Bruce Shelley

Office Reorganization


Office Reorganization: Last week over 50 people in our studio changed offices. This happens periodically at the start and end of major projects when people move to something new. In this case we were just getting our teams together and looking ahead for when those teams might be growing. Each project now has pretty much its own floor in our building with space available for growth.
We try to make these moves as painless as possible and hire professionals to help us get it done in one day. The most harried people are in our IT department; they have to make sure all the machines are set up properly, with Internet and Intranet connections, and all phones are working. We probably average about 4 PCs per employee. We hope this is the last of these reshufflings for a while.
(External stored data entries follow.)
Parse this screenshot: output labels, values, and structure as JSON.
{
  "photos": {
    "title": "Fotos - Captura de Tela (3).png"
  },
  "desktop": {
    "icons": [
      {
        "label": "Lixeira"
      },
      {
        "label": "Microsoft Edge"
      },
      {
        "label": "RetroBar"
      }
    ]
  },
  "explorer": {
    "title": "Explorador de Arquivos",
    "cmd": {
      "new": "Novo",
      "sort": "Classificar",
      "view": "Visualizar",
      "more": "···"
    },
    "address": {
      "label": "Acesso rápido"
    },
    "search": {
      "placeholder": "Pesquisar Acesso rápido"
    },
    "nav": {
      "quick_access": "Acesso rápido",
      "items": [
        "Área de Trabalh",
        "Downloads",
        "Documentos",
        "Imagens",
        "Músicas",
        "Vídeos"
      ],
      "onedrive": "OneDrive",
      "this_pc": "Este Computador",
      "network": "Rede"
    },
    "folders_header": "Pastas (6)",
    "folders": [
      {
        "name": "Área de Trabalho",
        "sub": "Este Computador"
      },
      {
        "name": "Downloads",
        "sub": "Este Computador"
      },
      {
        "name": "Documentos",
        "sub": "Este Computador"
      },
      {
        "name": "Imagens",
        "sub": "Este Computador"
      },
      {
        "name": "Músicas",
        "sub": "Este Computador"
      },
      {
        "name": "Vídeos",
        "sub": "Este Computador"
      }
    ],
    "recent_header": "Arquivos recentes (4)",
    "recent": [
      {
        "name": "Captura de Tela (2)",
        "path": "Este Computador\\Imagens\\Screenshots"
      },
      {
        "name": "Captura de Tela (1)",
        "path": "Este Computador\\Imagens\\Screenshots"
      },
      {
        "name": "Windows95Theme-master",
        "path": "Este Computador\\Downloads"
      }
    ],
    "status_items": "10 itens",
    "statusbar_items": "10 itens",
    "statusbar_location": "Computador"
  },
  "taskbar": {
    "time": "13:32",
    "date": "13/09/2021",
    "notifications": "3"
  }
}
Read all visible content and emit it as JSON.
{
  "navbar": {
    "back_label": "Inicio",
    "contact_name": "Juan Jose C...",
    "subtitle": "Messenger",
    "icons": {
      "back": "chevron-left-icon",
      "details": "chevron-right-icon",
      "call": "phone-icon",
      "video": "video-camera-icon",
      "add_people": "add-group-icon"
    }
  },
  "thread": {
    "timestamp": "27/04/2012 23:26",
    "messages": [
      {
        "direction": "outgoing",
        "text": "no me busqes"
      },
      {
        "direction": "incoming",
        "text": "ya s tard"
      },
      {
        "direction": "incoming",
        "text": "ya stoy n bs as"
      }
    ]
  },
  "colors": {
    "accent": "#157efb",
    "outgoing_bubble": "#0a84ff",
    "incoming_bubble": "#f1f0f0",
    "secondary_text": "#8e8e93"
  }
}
Buzzed by a B-17: I was sitting in my office looking out over the expressway below when suddenly a real B-17 bomber flew by my window heading north. Then another bomber went by on the same heading. I thought it was a B-24 but Ian Fischer tells us it was a B-25. Harter Ryan confirmed a B-24 did go by later. (There is an air show in town and you can pay for rides on these planes). For the history buffs in our group this was cool.
I began to think immediately of two personal experiences. The first was the research I did on the 8th Air Force years ago when I prepared a board game about B-17s for publication. Secondly, around that time I got to climb on board a real B-17 at an air show. I was amazed at how small it seemed compared to planes of today. The fuselage was very narrow and cramped. I thought the whole aircraft could sit on the wing of modern passenger jet. I gained a deep respect for the very young men of my parent’s generation who served in those planes.

The 100 Best Hobby Games: ES colleague Sandy Petersen and I both participated in the creation of a book discussing the best hobby games of recent time. Mostly board, paper, and card games were considered for inclusion, not electronic games. We both were assigned one game to write about from a list that we helped compile. We couldn’t write about a game that we had been involved with personally in design or publication. We have been asked not to reveal at this point which game we wrote about. The book is titled Hobby Games: The 100 Best and is being published by Green Ronin Press of Seattle. The editor in charge is James Lowder and the book is targeted for release at Gen Con 2007.

Hockey and Age of Empires: An interview with Craig Conroy of the Calgary Flames brought up teammate Jarome Iginla, who is into computer games, especially the Age series. A few years ago we invited several of the Flames to our office for a visit when they were in town for a game with the Dallas Stars. We recall that Jarome wiped the floor with all of us in the Conquerors. The interview is here:

http://sports.espn.go.com/nhl/columns/story?columnist=amber_david&id=2806753

Designer Lunch: The designers at ES get together for lunch usually each week. Work is discussed but it is also a chance for people on different teams to meet semi-socially and discuss stuff outside of work, including games we did not make. What is good and not so good about new games is a popular topic. Last week’s meeting took us to a different part of town so the group could look at new office space the studio is considering. Our long term plans call for multiple teams and growth related to that. Our current space won’t hold us if we are able to deliver. The discussion at my end of the table ranged from NCAA basketball to the paper on game design I mentioned last time to whether you put your console in the family room (yes if you have children) or the office with your PC.

Raise $150M- Make 60-100 Games in Five Years: No problem. A news item that caught our eye reported that the executive producer of the film 300 was partnering with a dot.com entrepreneur to launch a new game studio. They are apparently looking to raise $150M and already have 20 people at work in Atlanta. The games are to be based on big brands from film, literature, and other media. Our first thought was this was another misguided attempt by the Hollywood types to double down on their intellectual property by cranking out hit games. This gets tried fairly regularly but rarely with success. If a blockbuster game today takes $20M to make with 30-50 great people over 2-3 years, we don’t get the math. But colleague Rob Fermier pointed out that you could probably push one casual game onto seven platforms (DS, PSP, 360, PS3, PS2, PC, Wii). So creating 60-100 games in five years would really require 10-15 original moderately sized games over the period, or 2-3 each year. And that is within the range of what some studios can do, especially if they are able to effectively use outsourcing, as they plan to do.

http://www.msnbc.msn.com/id/17793242/

What ES is Playing This Week: Of course it is Halo Wars every day and some Warchiefs as we keep an eye on balance. But after work or at lunch there are other options.

The newest game being discussed is God of War II; the consensus is that it is excellent. People are amazed at how good it looks on the PS2. WoW’s Burning Crusade is generating a lot of mail regarding how it plays and the new stuff. Our WoW email alias usually has a weekly report on a new instance experience. One of the board game groups is looking to try Ticket to Ride or Metro this week. At lunch there are usually several WoW card game battles going on.